Pearson Int'l Airport hosts a majority of the flights from the US. You might be able to hook into a cheap Air Canada flight, although it is often a better investment to fly into Buffalo and then take a bus to Toronto. Megabus runs regular service between NYC and Toronto via Buffalo. Greyhound also runs the route, as well as connecting Toronto with Chicago and Detroit.
The subway is the way to go. Weekly passes cost $32, while daily passes are $9. Buses and street cars are also reliable, but not during high traffic times, when they, like cars, get caught in the rush. Public transit is necessary downtown and in high traffic areas, but if you plan to explore further, a car is the best option as taxis are not cheap.
Where to stay
Global Village Backpackers and the downtown Hostelling International are both good bets for those who travel light and want to keep their hotel fees light as well. Spartan accommodations are the name of the game at both these venues, but if you don't care about noise and luxury, you'll be good. Another hostel is Kensington Castle. It offers much more personality than the previously mentioned pair, but the accommodations are pretty much the same. You will be within walking distance of Kensington Market and downtown Toronto.
There are some good two-star inns right downtown. The Bond Place Hotel is definitely a good value as is the Best Western Primrose.
Being a large city, there are plenty of mid-range chain hotels. Holiday Inn Express and Best Western usually offer decent value for the price.
What to see
Toronto Music Garden is designed by famed cellist Yo-yo Ma. It is meant to represent Bach's First Suite for Unaccompanied Cello. It is a haven of green in the center of the city (and admission is free).

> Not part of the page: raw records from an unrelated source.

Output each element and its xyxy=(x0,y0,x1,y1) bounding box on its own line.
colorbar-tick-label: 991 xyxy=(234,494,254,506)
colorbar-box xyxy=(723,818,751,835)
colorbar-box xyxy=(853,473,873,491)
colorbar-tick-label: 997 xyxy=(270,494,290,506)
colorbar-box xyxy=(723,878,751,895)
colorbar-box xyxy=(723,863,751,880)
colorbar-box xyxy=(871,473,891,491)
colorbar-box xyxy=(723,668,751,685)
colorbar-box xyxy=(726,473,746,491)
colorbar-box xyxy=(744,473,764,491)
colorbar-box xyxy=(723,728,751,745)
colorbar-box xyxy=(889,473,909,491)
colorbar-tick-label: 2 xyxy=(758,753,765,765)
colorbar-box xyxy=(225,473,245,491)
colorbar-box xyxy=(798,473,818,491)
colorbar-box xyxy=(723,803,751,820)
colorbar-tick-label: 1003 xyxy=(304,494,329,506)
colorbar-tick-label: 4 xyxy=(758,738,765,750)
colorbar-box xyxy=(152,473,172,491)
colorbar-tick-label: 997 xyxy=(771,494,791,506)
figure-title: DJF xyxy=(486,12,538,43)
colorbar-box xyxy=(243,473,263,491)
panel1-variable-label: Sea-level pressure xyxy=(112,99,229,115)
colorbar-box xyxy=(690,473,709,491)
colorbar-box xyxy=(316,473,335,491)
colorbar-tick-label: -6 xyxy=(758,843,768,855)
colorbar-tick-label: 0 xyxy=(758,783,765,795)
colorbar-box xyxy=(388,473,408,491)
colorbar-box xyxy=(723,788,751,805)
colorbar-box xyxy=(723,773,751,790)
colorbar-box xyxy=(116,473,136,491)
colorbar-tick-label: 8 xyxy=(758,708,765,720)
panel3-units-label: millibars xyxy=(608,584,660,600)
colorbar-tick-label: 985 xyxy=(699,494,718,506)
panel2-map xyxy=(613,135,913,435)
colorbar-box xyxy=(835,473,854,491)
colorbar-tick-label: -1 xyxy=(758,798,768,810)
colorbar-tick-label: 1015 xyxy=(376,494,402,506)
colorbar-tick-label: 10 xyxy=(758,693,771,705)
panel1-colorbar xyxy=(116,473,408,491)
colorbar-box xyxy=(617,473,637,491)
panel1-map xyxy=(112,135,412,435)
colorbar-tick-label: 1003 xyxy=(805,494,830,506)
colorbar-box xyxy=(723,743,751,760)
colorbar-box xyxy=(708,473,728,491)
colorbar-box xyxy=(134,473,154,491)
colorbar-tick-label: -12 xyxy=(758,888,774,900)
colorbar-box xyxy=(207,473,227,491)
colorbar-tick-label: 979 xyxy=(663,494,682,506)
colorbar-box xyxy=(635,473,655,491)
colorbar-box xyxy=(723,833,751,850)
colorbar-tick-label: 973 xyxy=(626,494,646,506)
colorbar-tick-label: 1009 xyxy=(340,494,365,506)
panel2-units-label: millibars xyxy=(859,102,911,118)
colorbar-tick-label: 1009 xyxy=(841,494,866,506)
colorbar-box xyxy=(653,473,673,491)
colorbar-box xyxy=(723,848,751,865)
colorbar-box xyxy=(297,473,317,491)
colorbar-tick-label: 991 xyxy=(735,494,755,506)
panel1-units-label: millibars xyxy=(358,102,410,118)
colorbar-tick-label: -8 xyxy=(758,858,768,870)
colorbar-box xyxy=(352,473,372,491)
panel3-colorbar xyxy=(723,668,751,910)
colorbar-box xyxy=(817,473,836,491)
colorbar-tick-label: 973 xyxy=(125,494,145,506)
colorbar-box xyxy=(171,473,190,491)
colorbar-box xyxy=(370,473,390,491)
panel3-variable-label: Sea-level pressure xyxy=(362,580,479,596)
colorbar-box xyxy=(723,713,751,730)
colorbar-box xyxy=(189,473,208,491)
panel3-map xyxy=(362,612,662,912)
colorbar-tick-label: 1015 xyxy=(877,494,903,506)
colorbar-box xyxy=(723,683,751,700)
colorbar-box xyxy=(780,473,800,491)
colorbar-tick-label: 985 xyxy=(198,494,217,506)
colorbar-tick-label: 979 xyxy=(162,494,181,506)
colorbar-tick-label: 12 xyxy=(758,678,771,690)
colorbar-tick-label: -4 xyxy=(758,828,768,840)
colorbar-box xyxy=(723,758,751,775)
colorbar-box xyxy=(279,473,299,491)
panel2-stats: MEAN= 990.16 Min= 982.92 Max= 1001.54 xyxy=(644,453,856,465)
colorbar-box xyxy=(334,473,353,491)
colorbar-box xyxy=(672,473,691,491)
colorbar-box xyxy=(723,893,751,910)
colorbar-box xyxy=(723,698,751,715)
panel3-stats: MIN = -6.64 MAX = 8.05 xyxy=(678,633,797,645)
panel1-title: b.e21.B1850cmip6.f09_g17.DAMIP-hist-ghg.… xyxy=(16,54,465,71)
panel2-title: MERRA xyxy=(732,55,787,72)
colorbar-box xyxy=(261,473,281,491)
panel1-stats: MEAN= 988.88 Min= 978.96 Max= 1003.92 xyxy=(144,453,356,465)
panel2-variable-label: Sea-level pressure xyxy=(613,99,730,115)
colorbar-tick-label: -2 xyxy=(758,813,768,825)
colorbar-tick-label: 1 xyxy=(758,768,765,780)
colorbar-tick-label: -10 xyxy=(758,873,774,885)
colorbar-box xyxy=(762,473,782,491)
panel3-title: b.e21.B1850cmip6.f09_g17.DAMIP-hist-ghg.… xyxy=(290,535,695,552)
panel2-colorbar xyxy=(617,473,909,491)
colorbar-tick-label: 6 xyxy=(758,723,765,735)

The CN Tower is one of Canada's iconic landmarks. It is one of the seven modern wonders of the world. Standing at 1,815.39 ft, it is the tallest free-standing structure in the Americas.
Central Toronto is also home to the Wednesday night art crawl. Unlike some cities, where art galleries open their doors to the public once a month, it is a weekly occurrence in Toronto.
Take the ferry to Toronto Island Park. There are several miles of bike trails and the shoreline offers superb views of the city skyline. Also, there is Hanlan's Point Beach, where you don't even have to own a swimsuit to take a dip in the lake. That's right: clothing optional.
The Kensington neighborhood is easily accessible by public transit as it is directly adjacent to Downtown. This neighborhood offers a rather bohemian vibe. It is full of bistros and cafes serving good food for good value. There are also plenty of thrift stores, if you are looking for a bargain but weren't able to find anything Downtown. Kensington Market offers interesting and eclectic shopping and eating options. Russian bakers, Vietnamese food stalls and vintage clothing booths sit side by side.
Toronto's Chinatown is one of North America's biggest. More of a pan-East Asian town, there are plenty of eating opportunities and, though most of the shops are aimed at Asian clientele, anyone can find good deals by simply wandering down the narrow market aisles.
There are beaches all along the strip of land where Toronto and Lake Ontario meet. Though a majority of the year brings cold temps and, therefore no swimming, the summer means that many locals are out taking advantage of the sun and warm weather. The lake is not the best place to swim however, so swim only in marked areas to avoid currents. Authorities test water for pollutants daily in swimming areas.
The Toronto Zoo is definitely impressive. A $20 admission might seem expensive, but there is enough to keep you busy for an entire day. This is a solid investment if you have kids.